Assault and Battery – Is it a Criminal or Civil Action?

Anyone who suffers a sudden or unexpected serious attack from another person or group of people should immediately take three steps: make a police report at the location, seek out immediate medical attention, and then call a personal injury law firm to file a claim against the offender.

One must realize that this is a serious crime. If you have been in a situation where you feared for your safety or were injured by another, you may have grounds for a civil tort case under the theories of assault or battery or both.

Assault and battery are intentional torts, meaning they can serve as the basis for a civil lawsuit demanding compensation in the form of money damages. But in every state, assault and battery are also crimes, meaning that assault and battery can also result in prosecution by the state and, if the accused is found guilty, can result in jail time.

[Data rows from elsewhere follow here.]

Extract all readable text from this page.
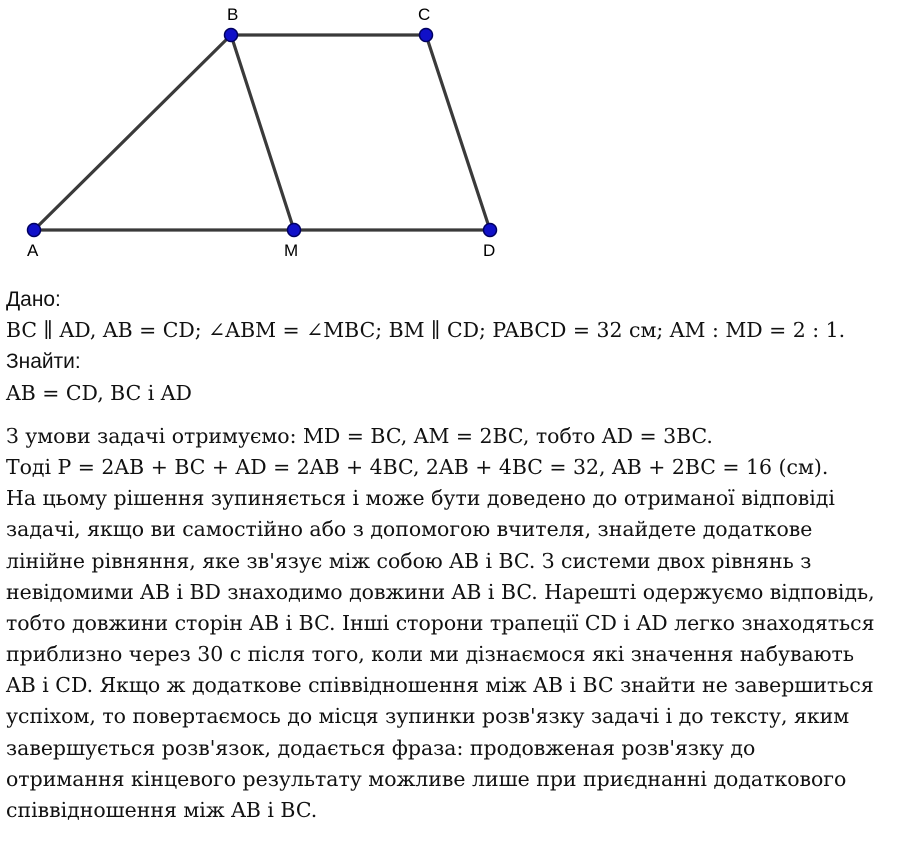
B	C
A	M	D
Дано:
BC ∥ AD, AB = CD; ∠ABM = ∠MBC; BM ∥ CD; PABCD = 32 см; AM : MD = 2 : 1.
Знайти:
AB = CD, BC і AD
З умови задачі отримуємо: MD = BC, AM = 2BC, тобто AD = 3BC.
Тоді P = 2AB + BC + AD = 2AB + 4BC, 2AB + 4BC = 32, AB + 2BC = 16 (см).
На цьому рішення зупиняється і може бути доведено до отриманої відповіді
задачі, якщо ви самостійно або з допомогою вчителя, знайдете додаткове
лінійне рівняння, яке зв'язує між собою AB і BC. З системи двох рівнянь з
невідомими AB і BD знаходимо довжини AB і BC. Нарешті одержуємо відповідь,
тобто довжини сторін AB і BC. Інші сторони трапеції CD і AD легко знаходяться
приблизно через 30 с після того, коли ми дізнаємося які значення набувають
AB і CD. Якщо ж додаткове співвідношення між AB і BC знайти не завершиться
успіхом, то повертаємось до місця зупинки розв'язку задачі і до тексту, яким
завершується розв'язок, додається фраза: продовженая розв'язку до
отримання кінцевого результату можливе лише при приєднанні додаткового
співвідношення між AB і BC.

Assault and Battery: Defined

Next, it is important to understand the difference between an assault and a battery. These terms are often used interchangeably but actually mean very different things in the area of tort law. An assault is “the attempt or threat to inflict injury on another person when coupled with the apparent ability to carry out the attempt or threat.” So, there is no physical contact but rather the attempt or threat of unwanted physical contact and the apparent means to be able to do it.

For example, if someone says “I’m going to shoot you” and is pointing a gun at you, you have the threat coupled with the apparent ability to carry out the threat. As long as you believe the gun is loaded, the apparent ability to carry out the threat is present.

A battery, on the other hand, is “unwelcome physical contact.” It doesn’t necessarily require that the contact be strong or forceful – unwelcome sexual contact is also considered battery. Other examples of battery include hitting or punching. It can also include spitting on a person or throwing something at them.

Personal Injury Lawyers

Personal injury lawyers represent victims, or families of victims, that have suffered physically, emotionally, and mentally following a wrongful injury or accident. They are helpful to victims and their families that have sustained serious injuries as a result of another’s negligence or poor choices. Assault, and battery, is illegal in our country. So if a person intentionally harms or injures another person out of malice, it is considered a serious crime. No one should have to ever face a physical altercation, but they do take place nonetheless. And when they do, justice is deserved. Fortunately, personal injury lawyers have the passion and resources to obtain this kind of justice, and remain focused on the victims, their families, and everyone’s best interests.